I also worked on the obstruction-of-justice case against the entrepreneur and television personality Martha Stewart in 2004 arising from initial allegations of insider trading. In the jury selection process, Judge Miriam Goldman Cedarbaum of the Federal District Court in Manhattan barred reporters, courtroom artists and others from attending sessions at which prospective jurors were questioned by lawyers. She said that having outsiders present might prevent prospective jurors “from giving full and frank answers to questions posed to them” and noted that “without such candor on the part of prospective jurors, there is a substantial risk that defendants’ absolute right to a fair trial and an impartial jury will be impaired.”
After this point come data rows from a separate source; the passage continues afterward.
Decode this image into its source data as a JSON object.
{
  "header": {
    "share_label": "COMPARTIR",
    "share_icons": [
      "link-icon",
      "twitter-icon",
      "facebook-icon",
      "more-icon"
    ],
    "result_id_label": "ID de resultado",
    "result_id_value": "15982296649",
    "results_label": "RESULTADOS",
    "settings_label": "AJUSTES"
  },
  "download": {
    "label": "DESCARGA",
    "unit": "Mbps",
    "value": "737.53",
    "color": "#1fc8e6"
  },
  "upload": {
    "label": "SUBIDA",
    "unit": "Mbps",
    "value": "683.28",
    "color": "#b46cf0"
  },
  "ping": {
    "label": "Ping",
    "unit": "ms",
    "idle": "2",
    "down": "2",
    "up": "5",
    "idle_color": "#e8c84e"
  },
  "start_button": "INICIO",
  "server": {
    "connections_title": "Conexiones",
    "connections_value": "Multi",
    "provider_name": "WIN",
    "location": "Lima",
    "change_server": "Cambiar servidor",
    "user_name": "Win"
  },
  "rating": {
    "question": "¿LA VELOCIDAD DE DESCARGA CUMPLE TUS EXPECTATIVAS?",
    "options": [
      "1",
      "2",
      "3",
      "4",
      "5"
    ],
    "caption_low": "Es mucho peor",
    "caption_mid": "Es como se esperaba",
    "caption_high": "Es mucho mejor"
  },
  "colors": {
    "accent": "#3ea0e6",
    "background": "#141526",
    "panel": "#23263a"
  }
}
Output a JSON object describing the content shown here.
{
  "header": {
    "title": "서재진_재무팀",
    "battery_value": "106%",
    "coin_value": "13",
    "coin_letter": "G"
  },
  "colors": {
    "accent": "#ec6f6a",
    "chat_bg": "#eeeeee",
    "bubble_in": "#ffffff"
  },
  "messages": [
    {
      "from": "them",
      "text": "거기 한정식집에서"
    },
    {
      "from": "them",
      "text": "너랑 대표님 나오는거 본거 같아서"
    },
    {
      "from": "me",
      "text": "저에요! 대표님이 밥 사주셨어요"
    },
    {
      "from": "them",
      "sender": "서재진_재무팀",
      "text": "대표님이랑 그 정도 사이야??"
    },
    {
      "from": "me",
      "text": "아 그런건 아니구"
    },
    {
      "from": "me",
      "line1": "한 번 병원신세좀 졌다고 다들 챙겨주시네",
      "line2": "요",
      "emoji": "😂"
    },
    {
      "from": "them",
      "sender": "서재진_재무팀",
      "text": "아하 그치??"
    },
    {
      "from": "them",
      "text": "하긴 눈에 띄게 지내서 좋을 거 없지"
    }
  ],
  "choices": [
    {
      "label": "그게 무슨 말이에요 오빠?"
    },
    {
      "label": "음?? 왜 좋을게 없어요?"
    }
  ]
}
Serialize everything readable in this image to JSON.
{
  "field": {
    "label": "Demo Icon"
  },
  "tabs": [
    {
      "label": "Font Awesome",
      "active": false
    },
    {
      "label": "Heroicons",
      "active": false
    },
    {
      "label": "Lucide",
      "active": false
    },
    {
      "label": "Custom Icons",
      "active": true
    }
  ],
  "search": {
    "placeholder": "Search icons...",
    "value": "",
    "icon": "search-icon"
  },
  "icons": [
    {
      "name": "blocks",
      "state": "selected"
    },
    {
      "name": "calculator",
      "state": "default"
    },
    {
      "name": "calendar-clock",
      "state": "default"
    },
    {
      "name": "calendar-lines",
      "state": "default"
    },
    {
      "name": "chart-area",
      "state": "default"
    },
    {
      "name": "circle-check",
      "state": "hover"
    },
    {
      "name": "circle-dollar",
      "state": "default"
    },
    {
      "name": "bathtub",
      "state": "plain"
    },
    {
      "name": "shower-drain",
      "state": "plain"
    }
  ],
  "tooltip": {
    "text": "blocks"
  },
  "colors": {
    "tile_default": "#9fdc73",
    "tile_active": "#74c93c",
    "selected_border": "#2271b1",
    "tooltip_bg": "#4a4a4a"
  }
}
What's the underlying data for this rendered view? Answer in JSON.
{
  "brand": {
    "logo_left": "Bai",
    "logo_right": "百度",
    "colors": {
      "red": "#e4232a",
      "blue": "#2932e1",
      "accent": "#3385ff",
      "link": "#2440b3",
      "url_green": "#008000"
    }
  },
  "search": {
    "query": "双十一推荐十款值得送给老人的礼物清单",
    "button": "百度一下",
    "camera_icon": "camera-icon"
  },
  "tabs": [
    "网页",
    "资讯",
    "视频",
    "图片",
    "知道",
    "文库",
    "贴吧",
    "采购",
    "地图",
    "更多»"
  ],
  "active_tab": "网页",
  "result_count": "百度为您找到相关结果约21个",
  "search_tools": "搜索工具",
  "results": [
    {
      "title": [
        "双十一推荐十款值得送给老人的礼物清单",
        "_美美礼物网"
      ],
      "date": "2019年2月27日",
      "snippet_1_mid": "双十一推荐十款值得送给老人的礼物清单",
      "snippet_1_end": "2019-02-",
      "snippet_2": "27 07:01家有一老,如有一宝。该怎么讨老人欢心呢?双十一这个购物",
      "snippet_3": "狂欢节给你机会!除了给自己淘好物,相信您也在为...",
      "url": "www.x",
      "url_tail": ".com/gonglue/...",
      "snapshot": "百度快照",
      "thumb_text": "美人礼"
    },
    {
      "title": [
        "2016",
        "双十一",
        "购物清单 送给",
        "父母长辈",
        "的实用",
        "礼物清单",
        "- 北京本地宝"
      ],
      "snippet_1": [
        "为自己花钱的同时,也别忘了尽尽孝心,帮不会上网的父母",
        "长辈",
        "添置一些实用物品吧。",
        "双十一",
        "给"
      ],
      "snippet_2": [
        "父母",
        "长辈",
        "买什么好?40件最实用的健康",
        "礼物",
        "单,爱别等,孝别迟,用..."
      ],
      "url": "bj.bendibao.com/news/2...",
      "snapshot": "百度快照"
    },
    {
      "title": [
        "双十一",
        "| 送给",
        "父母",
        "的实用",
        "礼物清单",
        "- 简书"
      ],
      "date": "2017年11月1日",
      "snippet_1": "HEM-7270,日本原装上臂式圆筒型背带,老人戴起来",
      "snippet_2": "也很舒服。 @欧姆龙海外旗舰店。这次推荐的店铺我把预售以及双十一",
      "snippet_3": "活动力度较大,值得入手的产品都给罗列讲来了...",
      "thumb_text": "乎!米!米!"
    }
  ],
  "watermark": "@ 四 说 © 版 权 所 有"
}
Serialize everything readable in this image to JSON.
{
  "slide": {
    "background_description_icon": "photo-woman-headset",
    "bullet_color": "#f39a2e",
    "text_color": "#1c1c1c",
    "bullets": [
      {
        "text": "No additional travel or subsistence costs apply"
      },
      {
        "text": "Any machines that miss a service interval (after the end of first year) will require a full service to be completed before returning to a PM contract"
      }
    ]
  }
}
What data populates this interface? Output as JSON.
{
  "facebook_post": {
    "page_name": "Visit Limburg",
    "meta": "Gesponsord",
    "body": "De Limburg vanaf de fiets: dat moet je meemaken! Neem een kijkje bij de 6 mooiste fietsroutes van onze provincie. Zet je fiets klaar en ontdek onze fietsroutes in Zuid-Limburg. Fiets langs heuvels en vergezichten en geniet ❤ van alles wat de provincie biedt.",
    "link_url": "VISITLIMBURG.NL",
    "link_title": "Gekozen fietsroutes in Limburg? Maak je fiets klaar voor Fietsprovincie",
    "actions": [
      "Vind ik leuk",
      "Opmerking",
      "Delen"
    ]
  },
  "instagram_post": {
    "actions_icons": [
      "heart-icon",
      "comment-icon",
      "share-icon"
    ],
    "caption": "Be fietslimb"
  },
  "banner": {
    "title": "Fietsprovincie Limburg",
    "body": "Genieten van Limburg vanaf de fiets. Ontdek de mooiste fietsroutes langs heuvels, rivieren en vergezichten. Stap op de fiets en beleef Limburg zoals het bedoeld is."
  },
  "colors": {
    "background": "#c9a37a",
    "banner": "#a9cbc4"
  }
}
Ms. Stewart, too, was convicted, and I think she also received a fair trial, though questions were raised about the veracity of one of the jurors. Do jurors lie when questioned by the judge or lawyers? In my experience, based primarily on post-verdict investigations, most do not. But one or two bad apples will not spoil the rest. Juries are better than the sum of their parts.

Ultimately, for the jurors, the judge’s words to them will be crucial to their understanding of their role. And from those words, jurors should feel that Justice Merchan understands the difficulties they face in having to put to one side their existing views.

If I were offering him advice in this case, I would suggest that Justice Merchan make two points.

He should emphasize, with a show of empathy, the great importance of fair juries. “Some of you may be thinking, ‘I have strong opinions. I cannot do this.’ Please think carefully about this,” he might tell them. “You cannot stop knowing what you know. But the evidence presented here can and must be at the forefront of your thinking.”

And he should use ennobling words to underscore the significance to the jurors of their role in sitting in judgment of Mr. Trump, whom they must presume is innocent but is charged with criminal wrongdoing.

“No one can do this job better than those of you selected to serve as jurors,” he might tell them. “As citizens of this country, we depend on one another to rise to the challenge of moments like these. We are grateful for the commitment you will apply to achieve fairness. The evidence deserves your open-minded attention. Trial by jury is bedrock to our democracy.”

Julie Blackman has a Ph.D. in social psychology and has worked as a jury consultant on many well-known criminal cases. She is the co-author of an article on the influence of the internet in high-profile trials that has been accepted to appear in an upcoming issue of The Champion, the journal of the National Association of Criminal Defense Lawyers.